Port Glasgow sits on the Clyde River, and has been major center of shipping since the late 1600's. Set up as port for the nearby city of Glasgow, this was the last place seagoing ships could dock before sandbanks made further passage upriver impossible. A hundred years later, shipbuilding came to the area and by 1900, it was a major hub of the industry, with yards crowding the river banks.
It was in this setting that the four brothers of the Ferguson family launched their own shipbuilding company. The family leased a choice yard space next to Newark Castle on the Clyde and in March of 1903 Ferguson Shipbuilding Company was born. Their first order, two steam tugboats, the FLYING SWIFT and FLYING LINNET for the Clyde Shipping company. This builder's dockyard model of the tugs was likely the first thing to come out of their new venture.
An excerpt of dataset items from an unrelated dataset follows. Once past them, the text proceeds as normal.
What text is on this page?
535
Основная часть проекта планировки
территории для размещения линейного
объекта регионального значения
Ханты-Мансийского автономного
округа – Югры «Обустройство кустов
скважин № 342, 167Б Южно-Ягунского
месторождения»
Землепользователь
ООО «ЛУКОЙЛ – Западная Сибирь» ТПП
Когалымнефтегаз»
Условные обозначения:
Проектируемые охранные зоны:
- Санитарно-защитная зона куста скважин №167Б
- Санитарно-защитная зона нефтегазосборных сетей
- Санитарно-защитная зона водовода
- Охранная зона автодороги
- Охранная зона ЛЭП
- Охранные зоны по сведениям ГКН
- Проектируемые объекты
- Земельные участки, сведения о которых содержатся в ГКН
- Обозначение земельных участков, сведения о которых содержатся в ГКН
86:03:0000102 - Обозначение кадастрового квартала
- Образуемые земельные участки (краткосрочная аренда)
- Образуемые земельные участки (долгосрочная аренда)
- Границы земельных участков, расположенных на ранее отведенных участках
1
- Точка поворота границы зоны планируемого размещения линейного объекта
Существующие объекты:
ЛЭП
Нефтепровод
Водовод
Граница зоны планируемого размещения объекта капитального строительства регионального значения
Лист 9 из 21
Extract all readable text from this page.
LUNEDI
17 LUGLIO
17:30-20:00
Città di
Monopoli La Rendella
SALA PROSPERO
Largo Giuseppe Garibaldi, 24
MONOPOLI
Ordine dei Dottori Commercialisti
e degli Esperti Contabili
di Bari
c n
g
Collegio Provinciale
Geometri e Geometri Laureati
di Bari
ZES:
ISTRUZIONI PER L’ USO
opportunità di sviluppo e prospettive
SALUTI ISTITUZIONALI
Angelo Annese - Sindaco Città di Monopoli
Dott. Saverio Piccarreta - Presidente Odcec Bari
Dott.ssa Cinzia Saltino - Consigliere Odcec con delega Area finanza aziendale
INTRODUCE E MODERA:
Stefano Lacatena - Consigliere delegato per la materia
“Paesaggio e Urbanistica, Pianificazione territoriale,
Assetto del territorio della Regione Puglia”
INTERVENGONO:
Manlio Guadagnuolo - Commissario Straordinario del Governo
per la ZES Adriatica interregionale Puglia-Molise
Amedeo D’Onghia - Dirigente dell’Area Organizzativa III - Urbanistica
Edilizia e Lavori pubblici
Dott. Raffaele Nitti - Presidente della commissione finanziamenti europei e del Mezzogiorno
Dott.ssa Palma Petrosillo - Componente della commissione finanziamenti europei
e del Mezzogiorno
Modeled in 1/4 in. scale and in outstanding condition, this rare model has recently had all fittings replated in gold, silver or copper. Displayed in her original glass and mahogany case, this is a striking piece of the model craft full of fine detail throughout, from the fire buckets on the cabin roof to the lights on her mast and deck, to the anchors and fittings on the bow and rear deck and more. Unusually, there are two presentation plaques, one at the bow and another on the port side, perhaps an extra effort for the yard's first commission.
Tugboats were the workhorses of the ocean and full dockyard models of historic tugs are rare and hard to find. Both of these vessels were very active bringing ships up and down the Clyde, to and from docks along the river. Details remain only for the Flying Swift, which launched on October 26, 1903 and operated for more than 50 years. A photo of the historic vessel is shown in the listing for reference purposes (not included).
Today the Ferguson Shipbuilders are the last remaining shipyard on the lower Clyde, and the only builder of merchant ships on the river. Still in their original location next to Newark Castle, the yard is the last vestige of an industry which dominated the area, and Scottish life on the sea, for more than a century.